写完了训练的代码,运行了以后发现了这么一个错:
RuntimeError: one of the variables needed for gradient computation has been modified by an inplace operation: [torch.FloatTensor [544, 768]], which is output 0 of ViewBackward, is at version 1; expected version 0 instead.
Hint: enable anomaly detection to find the operation that failed to compute its gradient, with torch.autograd.set_detect_anomaly(True).
大概意思就是说在计算梯度的时候检查出某个Variable有被一个 inplace operation
修改。
照着提示信息,设置:torch.autograd.set_detect_anomaly = True
,再运行一下,得到下面更详细的输出:
Traceback (most recent call last):
File "E:\xxx\main\main.py", line 71, in <module>
main(args)
File "E:\xxx\main\main.py", line 57, in main
train(config)
File "E:\xxx\train\train.py", line 114, in train
total_loss.backward()
File "D:\Anaconda3\envs\nlp\lib\site-packages\torch\tensor.py", line 245, in backward
torch.autograd.backward(self, gradient, retain_graph, create_graph, inputs=inputs)
File "D:\Anaconda3\envs\nlp\lib\site-packages\torch\autograd\__init__.py", line 145, in backward
Variable._execution_engine.run_backward(
RuntimeError: one of the variables needed for gradient computation has been modified by an inplace operation: [torch.FloatTensor [544, 768]], which is output 0 of ViewBackward, is at version 1; expected version 0 instead.
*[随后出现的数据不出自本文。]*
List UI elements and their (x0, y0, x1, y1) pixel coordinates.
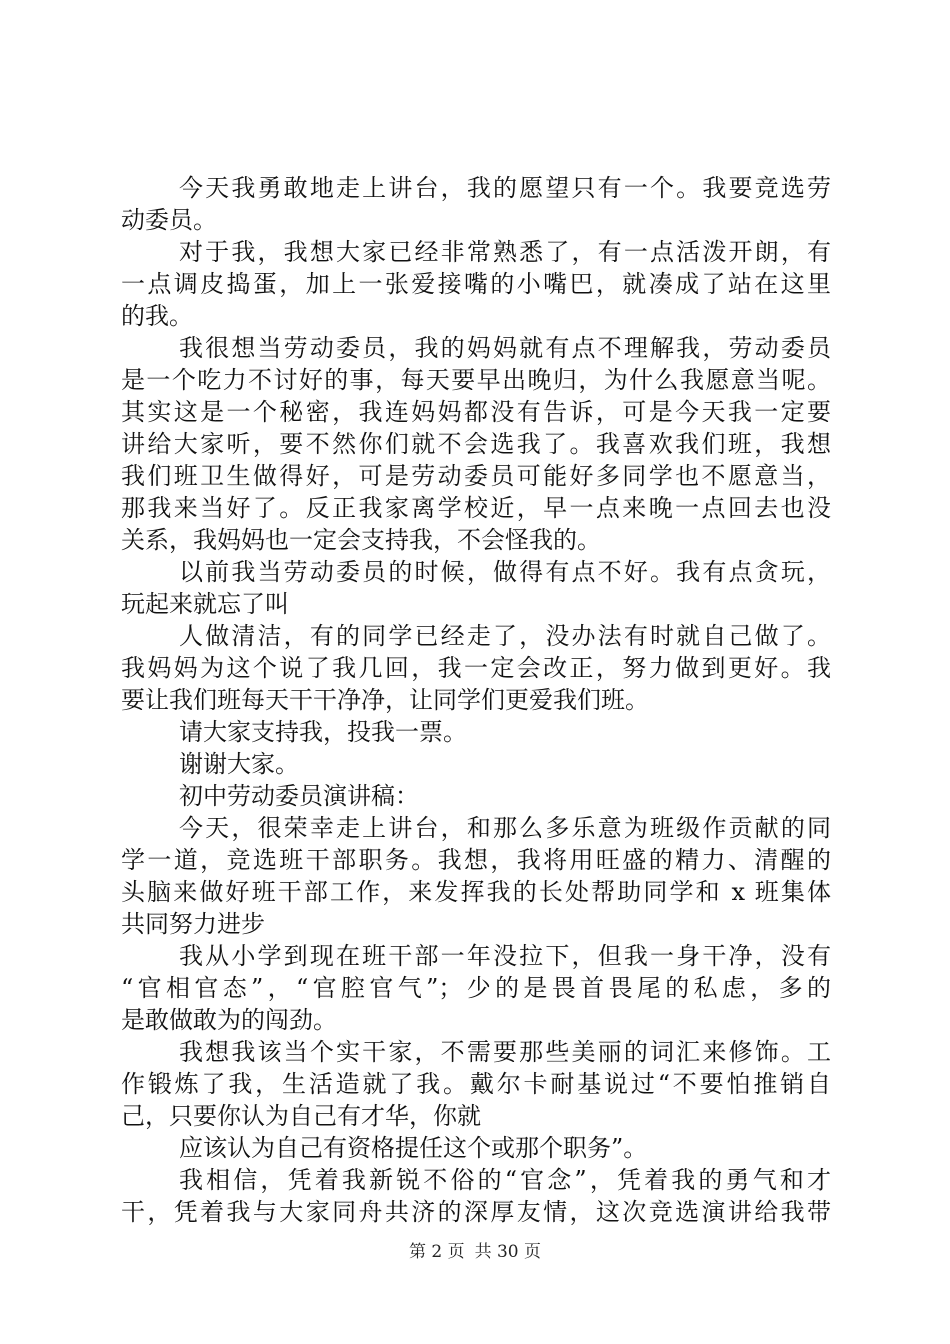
text-line: 以前我当劳动委员的时候，做得有点不好。我有点贪玩， (179, 558, 831, 586)
text-line: 头脑来做好班干部工作，来发挥我的长处帮助同学和 x 班集体 (121, 878, 831, 906)
text-line: 我妈妈为这个说了我几回，我一定会改正，努力做到更好。我 (121, 654, 831, 682)
text-line: 玩起来就忘了叫 (121, 590, 289, 618)
text-line: 学一道，竞选班干部职务。我想，我将用旺盛的精力、清醒的 (121, 846, 831, 874)
text-line: 关系，我妈妈也一定会支持我，不会怪我的。 (121, 526, 601, 554)
text-line: 是一个吃力不讨好的事，每天要早出晚归，为什么我愿意当呢。 (121, 366, 831, 394)
text-line: 作锻炼了我，生活造就了我。戴尔卡耐基说过“不要怕推销自 (121, 1070, 831, 1098)
text-line: 对于我，我想大家已经非常熟悉了，有一点活泼开朗，有 (179, 238, 831, 266)
text-line: 一点调皮捣蛋，加上一张爱接嘴的小嘴巴，就凑成了站在这里 (121, 270, 831, 298)
text-line: 我相信，凭着我新锐不俗的“官念”，凭着我的勇气和才 (179, 1166, 831, 1194)
text-line: 干，凭着我与大家同舟共济的深厚友情，这次竞选演讲给我带 (121, 1198, 831, 1226)
text-line: 己，只要你认为自己有才华，你就 (121, 1102, 481, 1130)
text-line: 请大家支持我，投我一票。 (179, 718, 467, 746)
text-line: 初中劳动委员演讲稿： (179, 782, 419, 810)
text-line: 谢谢大家。 (179, 750, 299, 778)
text-line: 人做清洁，有的同学已经走了，没办法有时就自己做了。 (179, 622, 831, 650)
page-number: 第 2 页 (408, 1242, 465, 1262)
text-line: 要让我们班每天干干净净，让同学们更爱我们班。 (121, 686, 649, 714)
text-line: 其实这是一个秘密，我连妈妈都没有告诉，可是今天我一定要 (121, 398, 831, 426)
text-line: 讲给大家听，要不然你们就不会选我了。我喜欢我们班，我想 (121, 430, 831, 458)
text-line: 动委员。 (121, 206, 217, 234)
text-line: 今天，很荣幸走上讲台，和那么多乐意为班级作贡献的同 (179, 814, 831, 842)
page-total: 共 30 页 (474, 1242, 542, 1262)
text-line: 我们班卫生做得好，可是劳动委员可能好多同学也不愿意当， (121, 462, 831, 490)
text-line: “官相官态”，“官腔官气”；少的是畏首畏尾的私虑，多的 (121, 974, 831, 1002)
text-line: 我从小学到现在班干部一年没拉下，但我一身干净，没有 (179, 942, 831, 970)
document-body (121, 172, 831, 1228)
text-line: 共同努力进步 (121, 910, 265, 938)
text-line: 应该认为自己有资格提任这个或那个职务”。 (179, 1134, 648, 1162)
text-line: 今天我勇敢地走上讲台，我的愿望只有一个。我要竞选劳 (179, 174, 831, 202)
text-line: 我很想当劳动委员，我的妈妈就有点不理解我，劳动委员 (179, 334, 831, 362)
page-footer (0, 1240, 950, 1264)
text-line: 我想我该当个实干家，不需要那些美丽的词汇来修饰。工 (179, 1038, 831, 1066)
text-line: 是敢做敢为的闯劲。 (121, 1006, 337, 1034)
text-line: 的我。 (121, 302, 193, 330)
text-line: 那我来当好了。反正我家离学校近，早一点来晚一点回去也没 (121, 494, 831, 522)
Hint: enable anomaly detection to find the operation that failed to compute its gradient, with torch.autograd.set_detect_anomaly(True).
可以看到是反向传播的过程中出错的。
那么什么是 inplace operation
呢?
根据pytorch论坛的问答帖子:
- What is in-place operation?
- Encounter the RuntimeError: one of the variables needed for gradient computation has been modified by an inplace operation。
inplace operation
就是直接对tensor的内容进行修改,而没有使用复制的副本 (An in-place operation is an operation that changes directly the content of a given Tensor without making a copy)。
-
在pytorch中,
inplace operation
可以是一些.add_()
或.scatter_()
导致的。对于.add_()方法,是直接在tensor上进行修改的,可以把x.add_(y)改成x = x + y。如果需要复制一个副本话,参照第二个帖子的方法,可以使用.clone()方法。 -
在python中,
inplace operation
可以是一些+=
或*=
导致的。比如 x += y,需要改成 x = x +y